В Лисьей бухте Восточного Крыма – Лиске, как любовно её называют нудисты, что с давних времён приезжают сюда, – впервые я оказался с молодою женой в знойный день августа. Склоны хребта Эчки-Даг плыли в мареве, море сонно вздыхало, а обнажённые люди, что загорали вокруг, казались почти миражами. Откровенная нагота для нас, детей пуританской советской эпохи, была ещё непривычна, и мне в самом деле казалось, что вон те две красотки почти шоколадного цвета существуют только в моей голове, отуманенной зноем.
Но не будешь же долго и тупо глазеть на голых красоток, забыв про жену и про море? И вот я ныряю, любуясь подводными скалами, серебристыми искрами рыб в толще бледно-зелёной воды и шустрыми крабами, что шныряют по дну. «Интересно, а что это там за ракушки на скалах? – думал я, фыркая и отдуваясь, и снова ныряя. – Наверное, мидии… что-то такое я слышал о них…» Через полчаса я наломал пару дюжин крупных мидий и гордо показал сетку с добычей супруге.
– Что это? – удивилась Елена.
– Это мидии. Деликатес. Надо будет попробовать…
Но мой голос был, видно, не слишком уверенным, и Лена смотрела на черных моллюсков с большим недоверием. Для надёжности я решил проконсультироваться у аборигенов Лиски, нудистов: в самом ли деле съедобно то, что я набрал в сетку-авоську? Выбрал двух обнажённых наяд и направился к ним.
– Девушки, подскажите: а вот это есть можно? – Я показал свою сетку с мидиями.
Красотки лениво взглянули на сетку, с которой сочилась вода, потом осмотрели меня – о, сколько всего было в их томных, насмешливых взглядах! – и, улыбнувшись, кивнули:
– Да, можно…
Одна из них, помню, с ехидцей добавила:
– Кстати, моллюски повышают потенцию…
В общем, эти наяды чуть меня не околдовали, и я бежал от них, как Одиссей от Цирцеи.
Но как и на чём было мидий готовить? У коктебельской старухи, сдававшей нам комнату, я выпросил старую сковородку и побрёл с ней на берег того ручейка, что течёт через весь Коктебель. Бурьян, перевитый побегами ежевики, вставал непролазной стеной, едва нашлось место для костерка. Я положил сковородку на два кирпича, развёл под ней огонь, высыпал мидий на разогретый чугун и в ожидании пиршества отхлебнул из бутыли, предусмотрительно взятой с собой.
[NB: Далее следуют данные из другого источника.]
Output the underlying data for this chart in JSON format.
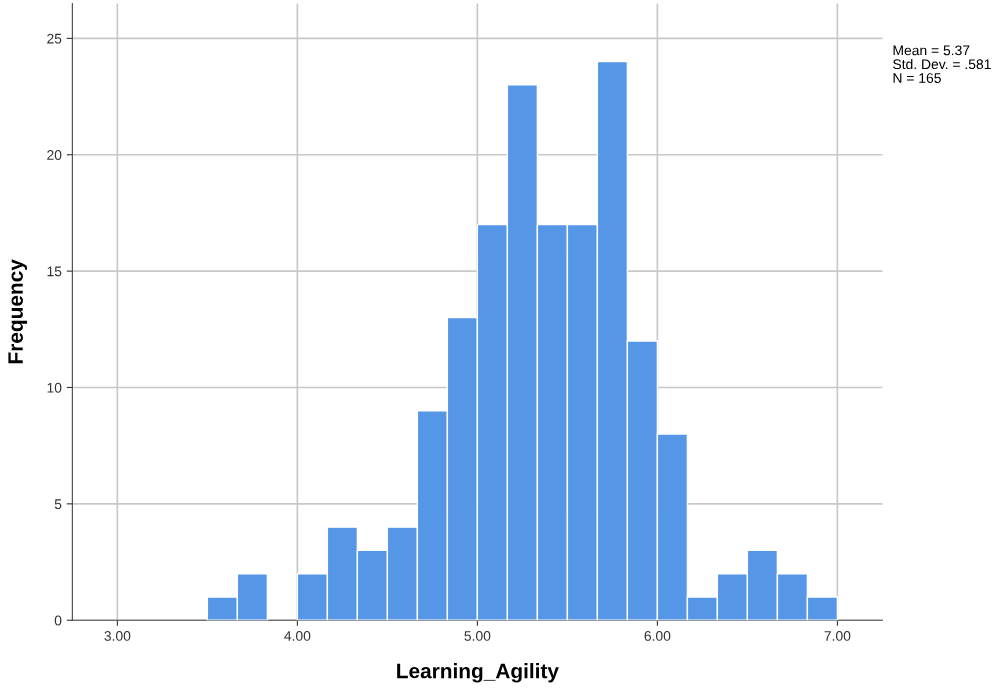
{
  "chart_data": {
    "type": "histogram",
    "xlabel": "Learning_Agility",
    "ylabel": "Frequency",
    "bins": [
      3.5,
      3.6667,
      3.8333,
      4.0,
      4.1667,
      4.3333,
      4.5,
      4.6667,
      4.8333,
      5.0,
      5.1667,
      5.3333,
      5.5,
      5.6667,
      5.8333,
      6.0,
      6.1667,
      6.3333,
      6.5,
      6.6667,
      6.8333,
      7.0
    ],
    "values": [
      1,
      2,
      0,
      2,
      4,
      3,
      4,
      9,
      13,
      17,
      23,
      17,
      17,
      24,
      12,
      8,
      1,
      2,
      3,
      2,
      1
    ],
    "color": "#5596e6",
    "xlim": [
      2.75,
      7.25
    ],
    "ylim": [
      0,
      26.5
    ],
    "xticks": [
      {
        "value": 3,
        "label": "3.00"
      },
      {
        "value": 4,
        "label": "4.00"
      },
      {
        "value": 5,
        "label": "5.00"
      },
      {
        "value": 6,
        "label": "6.00"
      },
      {
        "value": 7,
        "label": "7.00"
      }
    ],
    "yticks": [
      0,
      5,
      10,
      15,
      20,
      25
    ],
    "grid": true,
    "annotations": [
      "Mean = 5.37",
      "Std. Dev. = .581",
      "N = 165"
    ]
  }
}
Чем хорош Крым? Тем, что в любом его месте – хоть среди бурьяна, хоть на обочине пыльной дороги, хоть где угодно – можно сполна ощутить негу зноя и юга, покой созерцания и равновесие между собою и миром, то равновесие, что гораздо трудней обрести под неласковым северным небом. Вот и теперь, сев на жёсткую землю и слушая звоны цикад, я словно выпал из времени, места, себя самого и блаженно поплыл, сам не зная, куда…
Но из нирваны меня возвратили треск раскрывавшихся мидий и шкворчанье вскипевшей в их створках воды. Как я понимал, кушанье было готово. Признаюсь, с недоверием я брал в руки горячую мидийную скорлупу и рассматривал складчатый смуглый комочек, лежавший меж перламутровых створок. Вспомнился вдруг Собакевич из «Мёртвых душ», с его фразой: «Уж я-то знаю, на что устрица похожа!» Действительно, вид у моллюска был откровенный, весьма непристойный.
А вот вкус – тот, напротив, оказался застенчиво-нежный. Что-то чуть сладковатое, отдающее солью моря и горьким дымком костерка – что-то, состоящее из полутонов и намёков и оставляющее послевкусие неисполненного желания. Нечто подобное, помнится, я ощущал, когда девушка, которую я ожидал где-нибудь под часами, на свидание так и не приходила, и на душе у меня оставалась такая же нежная горечь, как и на языке после медленно пережёванной мидии.